Macanbolanews

Platform Berita Viral & Eksklusif Terpercaya

Sebanyak 67 ribu butir obat ilegal dalam Ciracas Jaktim dimusnahkan

Sebanyak 67 ribu butir obat ilegal di Ciracas Jaktim dimusnahkan

Ibukota – Sebanyak 67.605 butir obat ilegal dari bervariasi jenis kemudian merek hasil penindakan pada Ibukota Timur dimusnahkan ke halaman Kantor Kecamatan Ciracas, DKI Jakarta Timur.

“Penindakan ini bertujuan melindungi masyarakat dari bahaya penyalahgunaan obat keras lalu narkoba ilegal,” kata Wali Perkotaan DKI Jakarta Timur Munjirin pada Ibukota Timur, Selasa.
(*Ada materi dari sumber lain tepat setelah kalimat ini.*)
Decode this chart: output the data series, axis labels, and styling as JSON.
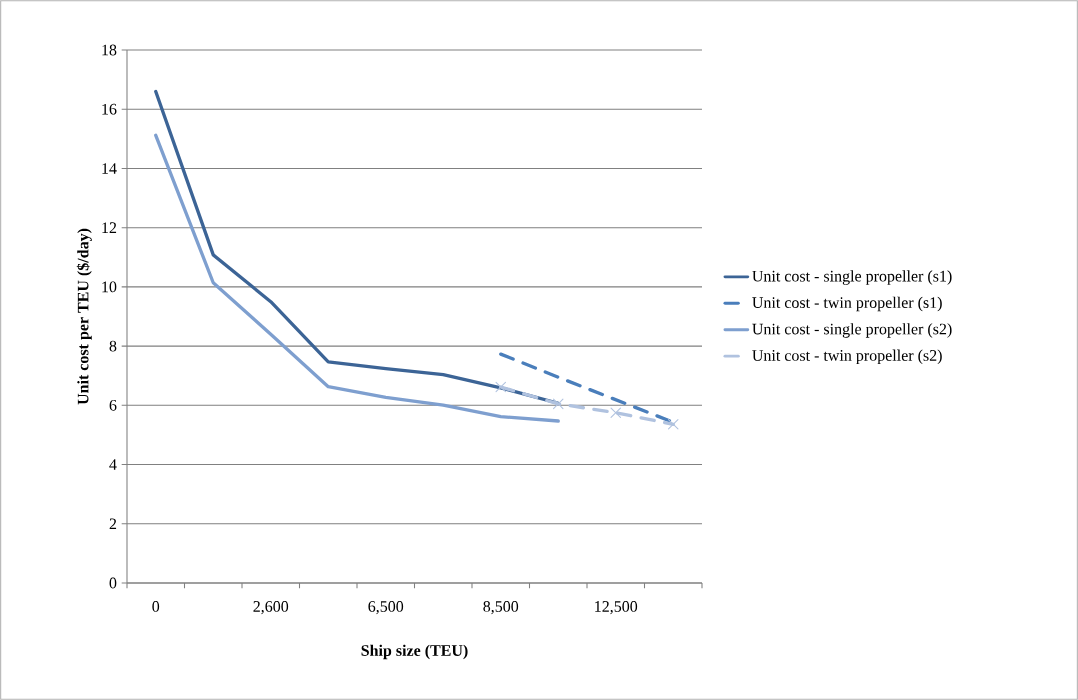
{
  "chart_data": {
    "type": "line",
    "xlabel": "Ship size (TEU)",
    "ylabel": "Unit cost per TEU ($/day)",
    "categories": [
      "0",
      null,
      "2,600",
      null,
      "6,500",
      null,
      "8,500",
      null,
      "12,500",
      null
    ],
    "ylim": [
      0,
      18
    ],
    "yticks": [
      0,
      2,
      4,
      6,
      8,
      10,
      12,
      14,
      16,
      18
    ],
    "grid": "y",
    "legend": "right",
    "series": [
      {
        "name": "Unit cost - single propeller (s1)",
        "color": "#3c6496",
        "line_style": "solid",
        "values": [
          16.6,
          11.08,
          9.5,
          7.47,
          7.24,
          7.04,
          6.59,
          6.07,
          null,
          null
        ]
      },
      {
        "name": "Unit cost - twin propeller (s1)",
        "color": "#4a7ebb",
        "line_style": "dashed",
        "values": [
          null,
          null,
          null,
          null,
          null,
          null,
          7.73,
          6.95,
          6.19,
          5.43
        ]
      },
      {
        "name": "Unit cost - single propeller (s2)",
        "color": "#7e9fcf",
        "line_style": "solid",
        "values": [
          15.12,
          10.14,
          8.4,
          6.63,
          6.27,
          6.01,
          5.62,
          5.47,
          null,
          null
        ]
      },
      {
        "name": "Unit cost - twin propeller (s2)",
        "color": "#b0c2df",
        "line_style": "dashed",
        "marker": "cross",
        "values": [
          null,
          null,
          null,
          null,
          null,
          null,
          6.62,
          6.05,
          5.75,
          5.36
        ]
      }
    ]
  }
}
Seluruh obat ilegal yang disebutkan merupakan hasil razia yang mana diwujudkan di dalam 10 wilayah kecamatan di DKI Jakarta Timur.

Munjirin menjelaskan obat yang dimaksud dimusnahkan itu, antara lain Amitriptilin, Haloperidol, Tramadol, Trihexyphenidyl, Klorpromazin, juga Dekstrometorfan.
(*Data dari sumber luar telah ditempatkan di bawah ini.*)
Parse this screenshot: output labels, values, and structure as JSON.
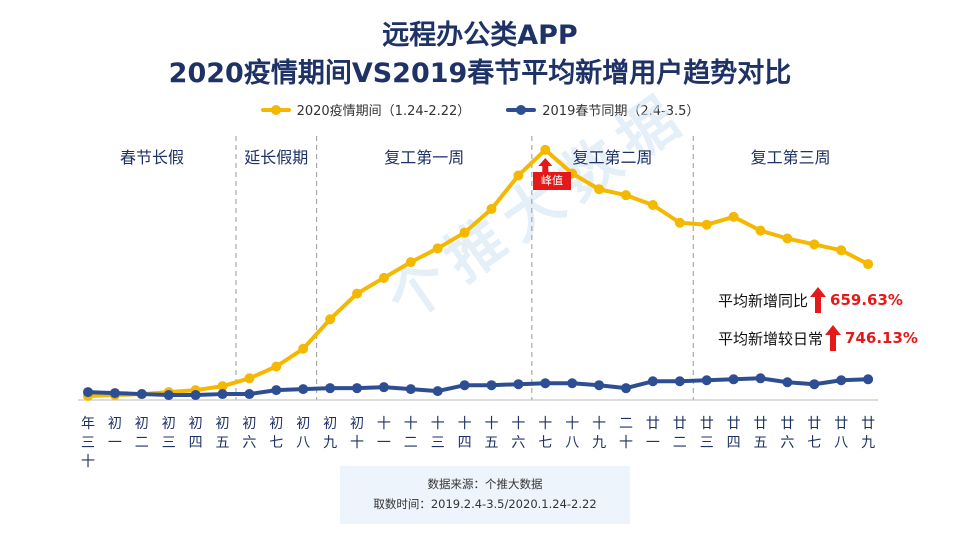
{
  "title_line1": "远程办公类APP",
  "title_line2": "2020疫情期间VS2019春节平均新增用户趋势对比",
  "watermark": "个推大数据",
  "colors": {
    "series_2020": "#f5b800",
    "series_2019": "#2e4e93",
    "accent_red": "#e41a1a"
  },
  "periods": [
    "春节长假",
    "延长假期",
    "复工第一周",
    "复工第二周",
    "复工第三周"
  ],
  "peak_label": "峰值",
  "annotations": {
    "yoy_label": "平均新增同比",
    "yoy_value": "659.63%",
    "daily_label": "平均新增较日常",
    "daily_value": "746.13%"
  },
  "source": {
    "line1": "数据来源：个推大数据",
    "line2": "取数时间：2019.2.4-3.5/2020.1.24-2.22"
  },
  "chart_data": {
    "type": "line",
    "categories": [
      "年三十",
      "初一",
      "初二",
      "初三",
      "初四",
      "初五",
      "初六",
      "初七",
      "初八",
      "初九",
      "初十",
      "十一",
      "十二",
      "十三",
      "十四",
      "十五",
      "十六",
      "十七",
      "十八",
      "十九",
      "二十",
      "廿一",
      "廿二",
      "廿三",
      "廿四",
      "廿五",
      "廿六",
      "廿七",
      "廿八",
      "廿九"
    ],
    "series": [
      {
        "name": "2020疫情期间（1.24-2.22）",
        "values": [
          1,
          1.5,
          2,
          3,
          4,
          6,
          10,
          16,
          25,
          40,
          53,
          61,
          69,
          76,
          84,
          96,
          113,
          126,
          114,
          106,
          103,
          98,
          89,
          88,
          92,
          85,
          81,
          78,
          75,
          68
        ]
      },
      {
        "name": "2019春节同期（2.4-3.5）",
        "values": [
          3,
          2.5,
          2,
          1.5,
          1.5,
          2,
          2,
          4,
          4.5,
          5,
          5,
          5.5,
          4.5,
          3.5,
          6.5,
          6.5,
          7,
          7.5,
          7.5,
          6.5,
          5,
          8.5,
          8.5,
          9,
          9.5,
          10,
          8,
          7,
          9,
          9.5
        ]
      }
    ],
    "ylim": [
      0,
      130
    ],
    "grid": false,
    "legend_position": "top",
    "period_boundaries_after": [
      "初五",
      "初八",
      "十六",
      "廿二"
    ]
  }
}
Dia pun menegaskan pihaknya terus melakukan razia terhadap tempat-tempat yang jual obat ilegal dikarenakan rentan penyalahgunaan juga dapat menganggu kebugaran warga.

“Saya juga mengimbau masyarakat agar tak mengonsumsi obat tanpa resep dokter akibat dapat berdampak buruk terhadap kebugaran fisik maupun mental,” ujar Munjirin.

Sementara itu, Camat Ciracas Panangaran Ritonga mengapresiasi juga berterima kasih terhadap seluruh pihak yang dimaksud telah dilakukan menyokong kegiatan penindakan juga pemusnahan obat tersebut

“Obat daftar G ini seharusnya belaka dijual ke apotek dengan resep dokter, tapi beredar bebas ke lingkungan masyarakat, sehingga hari ini kami musnahkan,” ucap Panangaran.

Pada kesempatan yang mana sama, penyidik Badan Narkotika Nasional (BNN) Daerah Perkotaan Ibukota Timur Muhammad Zulmanah turut mengapresiasi langkah pemusnahan bubuk-bubuk terlarang yang dimaksud lantaran peredaran obat keras ilegal dapat bermetamorfosis menjadi pintu masuk penyalahgunaan narkoba.

“Obat seperti Tramadol dan juga sejenisnya ini rawan dikonsumsi remaja,” ungkap Zulmanah

Lebih lanjut, ia mengimbau para pemilik toko, khususnya toko obat serta kosmetik agar tidaklah lagi mengirimkan obat-obatan tanpa izin edar sebab melanggar aturan.

“Secara hukum, kewenangan penindakan berada pada kepolisian kemudian Kementerian Kesejahteraan Republik Tanah Air oleh sebab itu peredaran obat keras ilegal diatur di Undang Undang Kesehatan,” tutur Zulmanah.